The Danube is the longest river in the EU and the second longest river in Europe (after the Volga). It originates in the Black Forest in Germany and flows eastwards for a distance of some 2850 km, passing through four Central and Eastern European capitals, before emptying into the Black Sea in Romania and Ukraine.
The river flows through — or forms a part of the borders of — ten countries:
Germany, Austria, Slovakia, Hungary, Croatia, Serbia, Romania, Bulgaria, Moldova and Ukraine.

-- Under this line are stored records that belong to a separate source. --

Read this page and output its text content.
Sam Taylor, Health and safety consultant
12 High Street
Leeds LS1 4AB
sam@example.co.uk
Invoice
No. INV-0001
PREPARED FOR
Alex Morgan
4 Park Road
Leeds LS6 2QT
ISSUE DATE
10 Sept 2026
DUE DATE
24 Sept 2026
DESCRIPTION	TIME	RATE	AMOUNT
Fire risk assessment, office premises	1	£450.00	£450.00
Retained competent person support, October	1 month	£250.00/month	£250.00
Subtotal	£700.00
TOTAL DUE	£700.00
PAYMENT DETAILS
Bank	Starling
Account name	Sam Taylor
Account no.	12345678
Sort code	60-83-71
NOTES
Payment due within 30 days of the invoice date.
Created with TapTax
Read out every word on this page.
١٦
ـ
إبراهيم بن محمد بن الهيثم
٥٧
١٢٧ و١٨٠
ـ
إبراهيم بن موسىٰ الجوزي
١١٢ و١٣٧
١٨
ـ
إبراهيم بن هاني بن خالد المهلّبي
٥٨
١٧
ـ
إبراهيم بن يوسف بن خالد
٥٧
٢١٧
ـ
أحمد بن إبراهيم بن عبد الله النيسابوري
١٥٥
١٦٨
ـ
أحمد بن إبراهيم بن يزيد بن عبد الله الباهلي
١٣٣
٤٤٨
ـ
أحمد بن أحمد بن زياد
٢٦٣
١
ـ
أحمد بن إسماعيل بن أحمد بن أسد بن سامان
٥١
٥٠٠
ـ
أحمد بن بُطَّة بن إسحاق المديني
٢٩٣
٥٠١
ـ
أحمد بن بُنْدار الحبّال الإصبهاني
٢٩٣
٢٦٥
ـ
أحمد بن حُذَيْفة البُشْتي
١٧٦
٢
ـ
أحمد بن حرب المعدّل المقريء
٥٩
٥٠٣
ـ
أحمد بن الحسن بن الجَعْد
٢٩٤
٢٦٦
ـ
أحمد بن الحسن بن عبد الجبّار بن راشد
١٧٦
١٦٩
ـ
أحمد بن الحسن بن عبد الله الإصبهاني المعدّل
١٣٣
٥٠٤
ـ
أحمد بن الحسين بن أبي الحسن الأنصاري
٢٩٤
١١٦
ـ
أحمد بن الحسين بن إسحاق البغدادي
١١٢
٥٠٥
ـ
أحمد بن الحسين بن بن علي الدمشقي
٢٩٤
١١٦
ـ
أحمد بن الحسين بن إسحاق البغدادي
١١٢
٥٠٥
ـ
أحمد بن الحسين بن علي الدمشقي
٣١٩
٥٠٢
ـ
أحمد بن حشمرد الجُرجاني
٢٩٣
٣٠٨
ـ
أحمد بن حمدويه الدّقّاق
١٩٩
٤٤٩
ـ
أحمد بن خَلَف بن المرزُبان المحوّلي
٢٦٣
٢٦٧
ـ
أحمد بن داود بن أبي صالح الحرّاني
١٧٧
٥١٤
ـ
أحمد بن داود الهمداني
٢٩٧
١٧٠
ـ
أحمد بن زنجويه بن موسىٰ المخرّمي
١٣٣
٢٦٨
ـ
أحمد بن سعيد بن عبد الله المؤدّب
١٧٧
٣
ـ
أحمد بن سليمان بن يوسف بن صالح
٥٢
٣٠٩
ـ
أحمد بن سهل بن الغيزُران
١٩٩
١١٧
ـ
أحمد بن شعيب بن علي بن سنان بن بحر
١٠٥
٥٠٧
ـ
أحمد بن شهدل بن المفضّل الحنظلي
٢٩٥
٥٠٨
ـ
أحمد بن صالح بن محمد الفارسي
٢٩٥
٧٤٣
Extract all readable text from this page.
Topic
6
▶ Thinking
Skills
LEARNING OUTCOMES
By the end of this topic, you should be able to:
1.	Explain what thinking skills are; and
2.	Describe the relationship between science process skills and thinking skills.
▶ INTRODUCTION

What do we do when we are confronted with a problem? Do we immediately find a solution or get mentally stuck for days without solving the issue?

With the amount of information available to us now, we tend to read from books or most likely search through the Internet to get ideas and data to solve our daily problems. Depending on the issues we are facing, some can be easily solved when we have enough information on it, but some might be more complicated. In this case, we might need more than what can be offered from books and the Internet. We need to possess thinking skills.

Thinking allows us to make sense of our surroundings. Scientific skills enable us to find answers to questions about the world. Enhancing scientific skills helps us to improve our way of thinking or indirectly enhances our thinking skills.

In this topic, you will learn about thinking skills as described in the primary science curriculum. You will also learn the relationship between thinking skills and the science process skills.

As Corridor VII of the EU, the Danube is an important transport route. Since the opening of the Rhine-Main-Danube Canal, the river connects the Black Sea with the industrial centers of Western Europe and with the Amsterdam - Rotterdam - Antwerpen Ports region. The Danube connects with the Rhine–Main–Danube Canal at Kelheim. The waterway is designed for large scale inland vessels (110×11.45 m) but it can carry much larger vessels on most of its course. The Danube has been partly canalized in Germany (5 locks), Austria (10 locks), Slovakia (1 lock - Gabcikovo) and in Serbia/Romania (2 locks - Djerdap I. and II.). Further proposals to build a number of new locks in order to improve navigation have not progressed, due in part to environmental concerns.
The Rhine-Main-Danube Canal , connects the Danube and Main rivers = connects the Black Sea and the North Sea, providing a navigable artery between the Danube, Main and Rhine ports. It was completed in 1992 and is from Kalheim to Bamberg 171 km long.